Personal Finance

From Roti, Kapda, Makaan… to EMIs, Upgrades and Lifestyle

Dr. Ashu Handa11 July 20266 min read

For generations, Indians worked towards Roti, Kapda, Makaan. Today, essentials have quietly become EMIs, upgrades and lifestyle — and financial commitments are growing faster than financial strength.

For generations, Indians worked towards securing three essentials: **Roti. Kapda. Makaan.** Food. Clothing. Shelter. Those were the foundations of a secure life.

Today, for many young professionals living in India's metro cities, the definition of "essentials" has quietly changed. Food has become lifestyle dining. Clothing has become identity and personal branding. Shelter has become either a premium rental apartment or a home purchased through a long-term EMI.

Add to that a car loan. The latest smartphone. International holidays. Premium memberships. Credit cards. Buy Now, Pay Later. Monthly subscriptions that quietly renew without a second thought.

None of these are inherently wrong. The problem arises when our financial commitments grow faster than our financial strength.

A higher salary often creates a higher lifestyle — but not necessarily greater wealth. During the early years of a career, when annual salaries typically range from ₹3 lakh to ₹30 lakh, many professionals focus intensely on increasing their CTC. Very few focus with the same intensity on increasing their net worth.

As income rises, easy access to credit makes consumption effortless. EMIs begin to replace savings. Structured investing gets postponed. Emergency funds are treated as optional. The result is a lifestyle that looks prosperous from the outside but feels financially fragile from within.

And financial stress rarely stays confined to your bank account. It quietly influences the way you make decisions. It affects your willingness to take calculated career risks. It reduces your ability to think long term. It increases anxiety. It impacts your productivity at work. An employee who is one unexpected expense away from financial pressure often finds it difficult to focus on long-term growth.

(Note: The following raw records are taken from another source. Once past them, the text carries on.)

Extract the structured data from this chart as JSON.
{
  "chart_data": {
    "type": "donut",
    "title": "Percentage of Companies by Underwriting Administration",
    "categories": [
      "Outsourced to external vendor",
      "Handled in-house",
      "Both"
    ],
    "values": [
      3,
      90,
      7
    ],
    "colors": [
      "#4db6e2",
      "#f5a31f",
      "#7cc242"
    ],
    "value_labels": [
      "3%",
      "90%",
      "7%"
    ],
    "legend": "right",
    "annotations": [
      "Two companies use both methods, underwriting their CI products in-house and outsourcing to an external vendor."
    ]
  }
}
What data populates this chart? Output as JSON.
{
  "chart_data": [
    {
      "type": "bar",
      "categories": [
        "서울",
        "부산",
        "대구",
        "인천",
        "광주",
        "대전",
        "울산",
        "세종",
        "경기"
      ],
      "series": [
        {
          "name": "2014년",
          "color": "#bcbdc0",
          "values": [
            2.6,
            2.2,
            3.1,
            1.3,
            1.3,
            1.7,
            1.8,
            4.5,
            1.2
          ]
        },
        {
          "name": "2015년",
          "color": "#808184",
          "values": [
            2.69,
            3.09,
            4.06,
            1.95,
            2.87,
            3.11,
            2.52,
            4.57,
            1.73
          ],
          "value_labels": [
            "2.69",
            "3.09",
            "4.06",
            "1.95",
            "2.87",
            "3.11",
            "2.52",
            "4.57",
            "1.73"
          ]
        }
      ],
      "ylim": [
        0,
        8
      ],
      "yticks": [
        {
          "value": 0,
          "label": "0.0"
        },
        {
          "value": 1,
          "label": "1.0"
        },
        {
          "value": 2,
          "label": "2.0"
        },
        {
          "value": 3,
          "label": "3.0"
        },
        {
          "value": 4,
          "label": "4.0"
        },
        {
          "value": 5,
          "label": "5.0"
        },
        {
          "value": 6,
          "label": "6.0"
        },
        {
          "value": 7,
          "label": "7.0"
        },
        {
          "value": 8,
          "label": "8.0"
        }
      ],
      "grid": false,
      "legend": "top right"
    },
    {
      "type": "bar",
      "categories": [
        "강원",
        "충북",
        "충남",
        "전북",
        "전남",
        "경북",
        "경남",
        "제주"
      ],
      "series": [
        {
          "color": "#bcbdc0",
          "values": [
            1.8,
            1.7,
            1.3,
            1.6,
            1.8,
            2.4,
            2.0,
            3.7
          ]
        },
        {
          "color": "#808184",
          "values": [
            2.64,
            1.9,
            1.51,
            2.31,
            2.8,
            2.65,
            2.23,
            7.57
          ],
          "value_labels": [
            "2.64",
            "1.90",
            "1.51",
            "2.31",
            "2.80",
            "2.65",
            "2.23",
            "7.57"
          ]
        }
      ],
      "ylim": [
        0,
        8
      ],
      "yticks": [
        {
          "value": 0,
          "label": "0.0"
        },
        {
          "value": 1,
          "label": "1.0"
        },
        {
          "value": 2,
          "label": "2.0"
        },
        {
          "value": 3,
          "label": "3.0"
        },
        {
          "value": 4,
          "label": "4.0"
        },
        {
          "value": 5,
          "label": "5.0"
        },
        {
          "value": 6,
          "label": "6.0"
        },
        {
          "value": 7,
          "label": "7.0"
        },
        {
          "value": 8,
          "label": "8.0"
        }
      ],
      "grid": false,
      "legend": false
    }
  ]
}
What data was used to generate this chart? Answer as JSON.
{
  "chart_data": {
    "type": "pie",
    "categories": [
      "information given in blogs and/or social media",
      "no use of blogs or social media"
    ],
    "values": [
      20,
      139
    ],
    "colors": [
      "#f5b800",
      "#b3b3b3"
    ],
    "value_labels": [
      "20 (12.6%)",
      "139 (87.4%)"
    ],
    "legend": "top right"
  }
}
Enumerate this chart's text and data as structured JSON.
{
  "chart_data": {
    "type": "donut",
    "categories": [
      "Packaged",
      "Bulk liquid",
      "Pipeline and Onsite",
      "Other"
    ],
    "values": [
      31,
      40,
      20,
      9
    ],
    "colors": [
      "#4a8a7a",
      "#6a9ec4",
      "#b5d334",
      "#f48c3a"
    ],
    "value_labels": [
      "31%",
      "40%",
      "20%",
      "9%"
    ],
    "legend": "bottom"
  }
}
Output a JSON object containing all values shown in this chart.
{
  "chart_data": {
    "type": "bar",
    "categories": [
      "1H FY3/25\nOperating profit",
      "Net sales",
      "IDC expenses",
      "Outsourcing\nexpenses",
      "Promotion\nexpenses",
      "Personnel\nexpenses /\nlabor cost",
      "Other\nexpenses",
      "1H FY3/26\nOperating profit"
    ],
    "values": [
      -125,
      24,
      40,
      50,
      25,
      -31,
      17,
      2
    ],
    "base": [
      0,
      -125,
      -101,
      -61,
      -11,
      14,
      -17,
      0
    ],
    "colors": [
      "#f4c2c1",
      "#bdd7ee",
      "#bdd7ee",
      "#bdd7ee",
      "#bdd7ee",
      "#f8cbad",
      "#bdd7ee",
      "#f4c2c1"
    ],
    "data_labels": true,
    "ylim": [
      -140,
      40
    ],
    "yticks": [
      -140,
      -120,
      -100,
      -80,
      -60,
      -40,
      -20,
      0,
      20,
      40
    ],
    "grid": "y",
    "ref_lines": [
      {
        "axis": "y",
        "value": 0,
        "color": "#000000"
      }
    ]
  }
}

Financial freedom begins much earlier than people imagine. It begins with a few simple disciplines.

**Know where your money goes.** Cash flow is the foundation of every financial plan. What gets measured gets managed.

**Don't let your lifestyle outrun your income.** Every lifestyle upgrade should follow financial strength — not precede it.

**Be cautious about long-term EMIs in the early years of your career.** Flexibility is one of the greatest assets a young professional possesses. Don't give it away too quickly.

**Learn to distinguish between needs and wants.** Needs improve your life. Wants improve your lifestyle. Understanding the difference can transform your finances.

**Think twice before borrowing for depreciating assets.** A car, a phone, or a vacation may create memories and convenience, but they rarely create wealth. Build liquidity first. Upgrade later.

Finally, remember that not every investment is financial. Choosing to live closer to work, reducing unnecessary commuting, and protecting your time and mental peace are investments too. Because time compounds. Energy compounds. Peace of mind compounds. Just like money.

A higher income can certainly make life more comfortable. But comfort is temporary. Financial stability comes from building assets that give you choices — not liabilities that take them away.

At BeSampann, we believe the goal is not to avoid enjoying life. The goal is to ensure today's lifestyle never compromises tomorrow's freedom.

Because income creates comfort. **Wealth creates stability.** And financial freedom creates choice.

Dr. Ashu Handa
Author

Dr. Ashu Handa

Chartered Accountant, Law Graduate and PhD in Economics. Founder of BeSampann Financial Awareness — a financial literacy initiative for young India.